Given a trained model, find the best CFG scale for FID evaluation. For efficiency, we search the best CFG scale at 0.2 intervals (--cfg-scales-interval) between 2.0 and 8.0 (--cfg-scales-search) using 10k samples (--num-fid-samples-search), then use the best CFG scale for the final 50k samples (--num-fid-samples-final) FID evaluation. The results will be saved into --results-path as a json file.

Please prepare the reference ImageNet dataset in adavnce for --ref-path. I downloaded it from LLaMAGen, the $256\times 256$ reference for ImageNet is VIRTUAL_imagenet256_labeled.npz.

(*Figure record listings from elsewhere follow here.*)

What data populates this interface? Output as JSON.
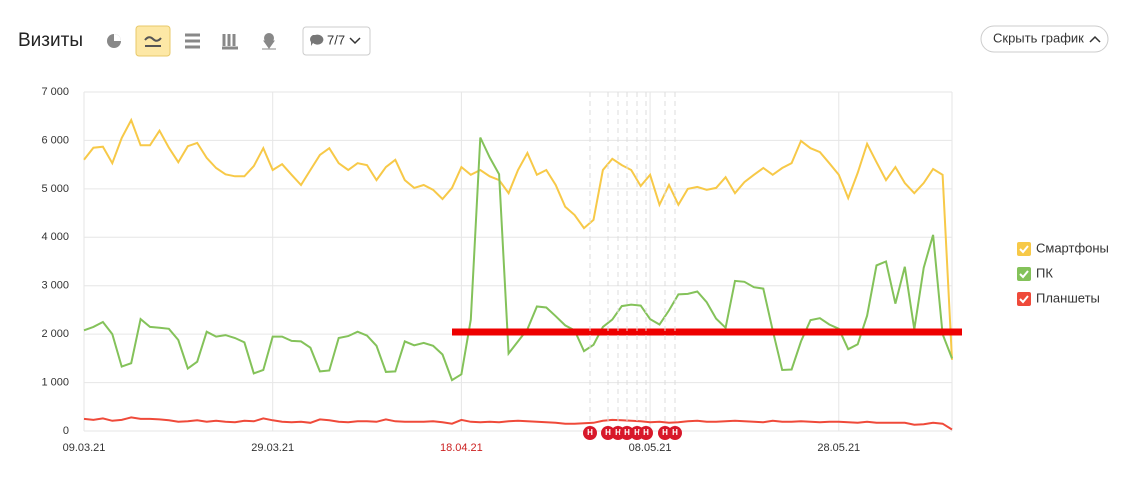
{
  "header": {
    "title": "Визиты",
    "comments_filter": "7/7",
    "hide_button": "Скрыть график"
  },
  "chart_data": {
    "type": "line",
    "categories": [
      "09.03.21",
      null,
      null,
      null,
      null,
      null,
      null,
      null,
      null,
      null,
      null,
      null,
      null,
      null,
      null,
      null,
      null,
      null,
      null,
      null,
      "29.03.21",
      null,
      null,
      null,
      null,
      null,
      null,
      null,
      null,
      null,
      null,
      null,
      null,
      null,
      null,
      null,
      null,
      null,
      null,
      null,
      "18.04.21",
      null,
      null,
      null,
      null,
      null,
      null,
      null,
      null,
      null,
      null,
      null,
      null,
      null,
      null,
      null,
      null,
      null,
      null,
      null,
      "08.05.21",
      null,
      null,
      null,
      null,
      null,
      null,
      null,
      null,
      null,
      null,
      null,
      null,
      null,
      null,
      null,
      null,
      null,
      null,
      null,
      "28.05.21",
      null,
      null,
      null,
      null,
      null,
      null,
      null,
      null,
      null,
      null,
      null,
      null
    ],
    "holiday_label_color": "#cc2222",
    "series": [
      {
        "name": "Смартфоны",
        "color": "#f7c948",
        "values": [
          5600,
          5850,
          5870,
          5530,
          6050,
          6420,
          5900,
          5900,
          6200,
          5850,
          5550,
          5880,
          5950,
          5640,
          5430,
          5300,
          5260,
          5260,
          5470,
          5840,
          5390,
          5510,
          5290,
          5080,
          5390,
          5700,
          5840,
          5530,
          5390,
          5530,
          5490,
          5180,
          5450,
          5600,
          5180,
          5020,
          5080,
          4980,
          4790,
          5020,
          5450,
          5290,
          5390,
          5260,
          5180,
          4910,
          5390,
          5740,
          5290,
          5390,
          5080,
          4630,
          4460,
          4190,
          4360,
          5390,
          5620,
          5490,
          5390,
          5060,
          5290,
          4670,
          5080,
          4670,
          5000,
          5040,
          4980,
          5020,
          5240,
          4910,
          5140,
          5290,
          5430,
          5290,
          5430,
          5530,
          5990,
          5840,
          5760,
          5530,
          5290,
          4810,
          5330,
          5930,
          5550,
          5180,
          5450,
          5120,
          4910,
          5120,
          5410,
          5290,
          1470
        ]
      },
      {
        "name": "ПК",
        "color": "#84c25a",
        "values": [
          2080,
          2150,
          2250,
          2000,
          1330,
          1400,
          2310,
          2150,
          2130,
          2110,
          1880,
          1290,
          1430,
          2050,
          1950,
          1980,
          1920,
          1830,
          1190,
          1260,
          1950,
          1950,
          1860,
          1850,
          1720,
          1230,
          1250,
          1920,
          1960,
          2050,
          1970,
          1760,
          1220,
          1230,
          1850,
          1770,
          1820,
          1760,
          1580,
          1050,
          1170,
          2300,
          6060,
          5650,
          5300,
          1600,
          1850,
          2100,
          2570,
          2550,
          2370,
          2180,
          2080,
          1650,
          1780,
          2150,
          2300,
          2580,
          2610,
          2590,
          2310,
          2200,
          2490,
          2820,
          2830,
          2880,
          2660,
          2320,
          2130,
          3100,
          3080,
          2970,
          2940,
          2080,
          1260,
          1270,
          1850,
          2290,
          2330,
          2200,
          2110,
          1690,
          1790,
          2380,
          3420,
          3500,
          2630,
          3390,
          2100,
          3370,
          4050,
          2000,
          1500
        ]
      },
      {
        "name": "Планшеты",
        "color": "#ef4a3a",
        "values": [
          250,
          230,
          260,
          210,
          230,
          280,
          250,
          250,
          240,
          220,
          190,
          200,
          220,
          190,
          210,
          190,
          180,
          210,
          200,
          260,
          220,
          190,
          180,
          190,
          170,
          240,
          220,
          190,
          180,
          200,
          200,
          190,
          240,
          200,
          190,
          190,
          190,
          200,
          180,
          150,
          230,
          190,
          180,
          190,
          180,
          200,
          210,
          200,
          190,
          180,
          170,
          150,
          150,
          160,
          170,
          210,
          230,
          220,
          210,
          200,
          180,
          190,
          170,
          180,
          200,
          210,
          190,
          190,
          200,
          210,
          200,
          190,
          180,
          210,
          190,
          190,
          200,
          190,
          180,
          190,
          190,
          180,
          170,
          190,
          170,
          170,
          170,
          170,
          130,
          140,
          170,
          150,
          30
        ]
      }
    ],
    "ylim": [
      0,
      7000
    ],
    "yticks": [
      0,
      {
        "value": 1000,
        "label": "1 000"
      },
      {
        "value": 2000,
        "label": "2 000"
      },
      {
        "value": 3000,
        "label": "3 000"
      },
      {
        "value": 4000,
        "label": "4 000"
      },
      {
        "value": 5000,
        "label": "5 000"
      },
      {
        "value": 6000,
        "label": "6 000"
      },
      {
        "value": 7000,
        "label": "7 000"
      }
    ],
    "grid": true,
    "legend": "right",
    "event_label": "Н"
  }
}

torchrun tools/search_cfg_weights.py \
    --config configs/randar/randar_l_0.3b.yaml \
    --exp-name randar_0.3b_360k_llamagen \
    --gpt-ckpt /tmp/randar_0.3b_llamagen_360k.safetensors \
    --vq-ckpt /tmp/vq_ds16_c2i.pt \
    --per-proc-batch-size 128 \
    --num-fid-samples-search 10000 \
    --num-fid-samples-final 50000 \
    --cfg-scales-interval 0.2 \
    --cfg-scales-search 2.0,8.0 \
    --results-path ./results \
    --ref-path /tmp/VIRTUAL_imagenet256_labeled.npz \
    --sample-dir /tmp \
    --num-inference-steps 88

6. Diverse Zero-shot Applications

Resolution Extrapolation

I know that this is one of the most interesting applications shown in RandAR. To try it out, just use the following command to generate $512\times 512$ images.

torchrun tools/search_cfg_weights.py \
    --config configs/randar/randar_xl_0.7b.yaml \
    --exp-name randar_0.7b_360k_llamagen_resolution_extrapolation \
    --gpt-ckpt /tmp/randar_0.7b_llamagen_360k.safetensors \
    --vq-ckpt /tmp/vq_ds16_c2i.pt \
    --per-proc-batch-size 8 \
    --cfg-scales 3.0,3.0 \
    --spatial-cfg-scales 2.5,2.5 \
    --num-inference-steps 1024 \
    --debug

Since I am re-training the model, I found the behaviors of the existing checkpoints are not as stable as the ones used in the paper, probably due to a different learning rate schedule and break points during the training. I am trying to train a model following the original paper's settings. But I hope the current implementations can give everyone a good sense about our algorithms.